Позитивные сдвиги в социальном положении и культуре народных масс в 30-40-е гг. касались лишь отдельных условий повседневной жизненной обстановки — здравоохранения, образования, распространения городского быта.

При всей своей значимости эти сдвиги не завершили перехода к современным, цивилизованным формам социальнокультурного обслуживания и быта.

В революции культурной продолжалось великое дело, начатое революцией социальной, — уничтожение прежней, изжившей себя сословности, исторически закрепившегося в России полусредневекового разделения общества на “народ” и “верхи”, “культурные слои”, живущие как бы на разных ступенях цивилизации.

Крушение царизма, победа Октября, Гражданская война привели к политической ликвидации старой сословности, создали политические предпосылки для устранения ее остатков в социально-культурной среде. Но только преобразования 30—40-х гг. всерьез двинули страну по пути фактического преодоления цивилизационного разрыва в повседневной жизни, в быту, в привычках.

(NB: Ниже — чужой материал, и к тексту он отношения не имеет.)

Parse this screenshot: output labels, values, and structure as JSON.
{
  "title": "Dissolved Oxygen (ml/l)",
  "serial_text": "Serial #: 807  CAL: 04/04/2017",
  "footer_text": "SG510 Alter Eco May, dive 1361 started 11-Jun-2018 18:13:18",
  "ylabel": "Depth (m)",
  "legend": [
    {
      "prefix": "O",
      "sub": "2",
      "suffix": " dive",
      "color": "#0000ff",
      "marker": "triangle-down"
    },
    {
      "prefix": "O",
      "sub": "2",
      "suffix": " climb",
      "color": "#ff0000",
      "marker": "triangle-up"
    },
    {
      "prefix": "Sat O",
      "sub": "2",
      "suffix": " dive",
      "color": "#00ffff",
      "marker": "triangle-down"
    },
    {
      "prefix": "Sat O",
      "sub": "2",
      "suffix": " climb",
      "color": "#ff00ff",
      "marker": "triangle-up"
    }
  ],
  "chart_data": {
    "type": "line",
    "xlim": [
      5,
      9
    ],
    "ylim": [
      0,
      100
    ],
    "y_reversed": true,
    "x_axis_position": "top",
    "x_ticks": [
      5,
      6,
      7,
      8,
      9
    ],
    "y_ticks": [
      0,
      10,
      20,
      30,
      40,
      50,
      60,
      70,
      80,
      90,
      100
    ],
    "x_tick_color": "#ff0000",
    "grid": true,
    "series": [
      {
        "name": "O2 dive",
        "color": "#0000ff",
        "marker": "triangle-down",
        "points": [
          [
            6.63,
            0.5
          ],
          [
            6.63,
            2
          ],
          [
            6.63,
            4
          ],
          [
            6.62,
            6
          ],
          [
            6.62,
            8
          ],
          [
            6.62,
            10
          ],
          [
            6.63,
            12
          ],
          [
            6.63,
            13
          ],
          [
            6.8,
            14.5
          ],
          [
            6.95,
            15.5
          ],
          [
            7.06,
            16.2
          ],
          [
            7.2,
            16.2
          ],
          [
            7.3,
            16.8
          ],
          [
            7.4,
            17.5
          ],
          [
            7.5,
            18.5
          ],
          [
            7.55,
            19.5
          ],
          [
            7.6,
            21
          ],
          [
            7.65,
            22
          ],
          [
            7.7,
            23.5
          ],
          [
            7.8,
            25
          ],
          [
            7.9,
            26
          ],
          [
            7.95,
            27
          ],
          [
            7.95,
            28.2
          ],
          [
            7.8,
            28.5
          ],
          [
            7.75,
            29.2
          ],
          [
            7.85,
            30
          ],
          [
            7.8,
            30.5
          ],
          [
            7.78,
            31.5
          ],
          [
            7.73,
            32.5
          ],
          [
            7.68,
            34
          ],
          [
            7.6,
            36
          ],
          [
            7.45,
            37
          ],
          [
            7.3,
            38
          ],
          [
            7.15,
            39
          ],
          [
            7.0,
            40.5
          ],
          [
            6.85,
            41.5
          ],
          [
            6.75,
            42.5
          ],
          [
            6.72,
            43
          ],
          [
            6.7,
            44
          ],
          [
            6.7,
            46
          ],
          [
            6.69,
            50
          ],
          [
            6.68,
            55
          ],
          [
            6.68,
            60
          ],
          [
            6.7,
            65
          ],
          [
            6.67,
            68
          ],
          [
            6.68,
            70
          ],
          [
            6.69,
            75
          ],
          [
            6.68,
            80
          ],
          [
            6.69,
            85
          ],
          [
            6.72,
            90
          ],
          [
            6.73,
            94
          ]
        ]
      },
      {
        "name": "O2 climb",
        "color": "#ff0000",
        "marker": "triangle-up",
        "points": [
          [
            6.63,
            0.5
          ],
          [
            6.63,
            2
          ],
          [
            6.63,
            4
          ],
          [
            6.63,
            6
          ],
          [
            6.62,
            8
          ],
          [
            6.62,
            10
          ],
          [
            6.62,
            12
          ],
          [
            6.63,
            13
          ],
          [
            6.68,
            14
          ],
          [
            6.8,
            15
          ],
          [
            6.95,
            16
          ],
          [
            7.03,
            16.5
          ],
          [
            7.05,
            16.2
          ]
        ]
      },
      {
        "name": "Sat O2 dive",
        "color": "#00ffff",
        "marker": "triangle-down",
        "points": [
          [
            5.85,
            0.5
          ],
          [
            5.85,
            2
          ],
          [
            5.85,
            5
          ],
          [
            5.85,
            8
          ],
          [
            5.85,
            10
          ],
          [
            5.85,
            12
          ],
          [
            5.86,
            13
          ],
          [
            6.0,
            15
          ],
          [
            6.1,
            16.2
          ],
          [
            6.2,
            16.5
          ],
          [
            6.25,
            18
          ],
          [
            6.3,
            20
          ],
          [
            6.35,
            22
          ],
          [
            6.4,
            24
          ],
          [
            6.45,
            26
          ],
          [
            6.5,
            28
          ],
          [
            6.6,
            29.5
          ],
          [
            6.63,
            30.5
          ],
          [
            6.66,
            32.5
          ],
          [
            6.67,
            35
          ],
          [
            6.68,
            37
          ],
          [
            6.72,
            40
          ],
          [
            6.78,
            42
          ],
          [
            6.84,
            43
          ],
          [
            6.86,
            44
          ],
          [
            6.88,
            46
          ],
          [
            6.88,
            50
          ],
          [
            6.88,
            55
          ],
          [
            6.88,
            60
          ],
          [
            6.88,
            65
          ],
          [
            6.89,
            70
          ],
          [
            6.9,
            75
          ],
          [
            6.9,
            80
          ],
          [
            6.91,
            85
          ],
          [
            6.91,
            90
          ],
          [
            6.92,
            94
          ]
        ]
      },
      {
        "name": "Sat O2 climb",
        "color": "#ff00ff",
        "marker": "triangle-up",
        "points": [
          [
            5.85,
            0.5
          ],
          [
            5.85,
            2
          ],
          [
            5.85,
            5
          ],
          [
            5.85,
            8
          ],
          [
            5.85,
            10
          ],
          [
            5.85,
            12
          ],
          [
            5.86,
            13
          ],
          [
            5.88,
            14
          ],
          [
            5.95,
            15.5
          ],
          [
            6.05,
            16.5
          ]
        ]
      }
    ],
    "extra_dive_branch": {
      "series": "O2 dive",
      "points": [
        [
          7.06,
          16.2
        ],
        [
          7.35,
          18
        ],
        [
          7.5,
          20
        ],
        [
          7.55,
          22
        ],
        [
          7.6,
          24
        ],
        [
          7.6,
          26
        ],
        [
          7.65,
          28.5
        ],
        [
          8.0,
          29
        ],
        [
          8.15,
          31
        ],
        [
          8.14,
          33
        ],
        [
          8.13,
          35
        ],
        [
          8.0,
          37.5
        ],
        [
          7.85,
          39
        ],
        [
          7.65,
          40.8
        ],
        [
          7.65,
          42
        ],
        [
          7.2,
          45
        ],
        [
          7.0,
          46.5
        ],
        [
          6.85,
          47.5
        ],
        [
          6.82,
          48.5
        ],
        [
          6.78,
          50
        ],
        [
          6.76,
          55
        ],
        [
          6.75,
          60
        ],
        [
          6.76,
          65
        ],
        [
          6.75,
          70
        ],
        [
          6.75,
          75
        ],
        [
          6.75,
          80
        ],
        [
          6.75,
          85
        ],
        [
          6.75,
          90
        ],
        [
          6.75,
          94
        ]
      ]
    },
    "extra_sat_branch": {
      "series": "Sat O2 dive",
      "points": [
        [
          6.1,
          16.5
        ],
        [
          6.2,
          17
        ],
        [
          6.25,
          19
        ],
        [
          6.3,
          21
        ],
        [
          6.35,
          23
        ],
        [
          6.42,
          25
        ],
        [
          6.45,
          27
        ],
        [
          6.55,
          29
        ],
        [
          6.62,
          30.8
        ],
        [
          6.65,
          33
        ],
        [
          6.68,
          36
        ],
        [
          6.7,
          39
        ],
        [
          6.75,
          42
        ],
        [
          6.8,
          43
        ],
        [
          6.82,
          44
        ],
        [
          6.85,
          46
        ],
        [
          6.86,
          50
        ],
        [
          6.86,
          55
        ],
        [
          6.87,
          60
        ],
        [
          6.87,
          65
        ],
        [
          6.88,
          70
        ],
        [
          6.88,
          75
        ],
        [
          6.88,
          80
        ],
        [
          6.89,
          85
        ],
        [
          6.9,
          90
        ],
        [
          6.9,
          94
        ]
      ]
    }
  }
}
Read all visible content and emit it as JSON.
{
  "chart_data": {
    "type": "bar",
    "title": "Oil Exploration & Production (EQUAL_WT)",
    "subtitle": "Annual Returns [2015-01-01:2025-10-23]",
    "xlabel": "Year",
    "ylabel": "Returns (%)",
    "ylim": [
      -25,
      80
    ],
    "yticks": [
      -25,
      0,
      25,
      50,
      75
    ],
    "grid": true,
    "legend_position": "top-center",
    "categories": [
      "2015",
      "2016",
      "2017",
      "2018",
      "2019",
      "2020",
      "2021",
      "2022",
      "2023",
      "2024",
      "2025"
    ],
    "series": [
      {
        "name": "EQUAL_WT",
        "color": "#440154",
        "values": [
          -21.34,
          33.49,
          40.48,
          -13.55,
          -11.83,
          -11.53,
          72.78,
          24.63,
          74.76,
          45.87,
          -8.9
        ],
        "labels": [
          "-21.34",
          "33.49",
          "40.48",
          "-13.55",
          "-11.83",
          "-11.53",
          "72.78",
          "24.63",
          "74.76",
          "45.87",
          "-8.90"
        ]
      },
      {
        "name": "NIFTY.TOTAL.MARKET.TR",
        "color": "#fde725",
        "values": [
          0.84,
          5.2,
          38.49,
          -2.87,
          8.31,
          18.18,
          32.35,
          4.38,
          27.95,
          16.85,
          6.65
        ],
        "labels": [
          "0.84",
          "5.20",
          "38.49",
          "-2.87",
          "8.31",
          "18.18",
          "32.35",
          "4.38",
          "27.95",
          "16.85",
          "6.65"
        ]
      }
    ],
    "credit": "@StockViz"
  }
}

Переход советского общества к современной городской и индустриальной культуре не завершился в годы первых пятилеток. Это произошло двумя-тремя десятилетиями позднее. Однако здесь, как и в промышленности, был достигнут качественный сдвиг, пройдена переломная точка в процессе становления современных форм культуры, социального обслуживания, воспитания подрастающих поколений.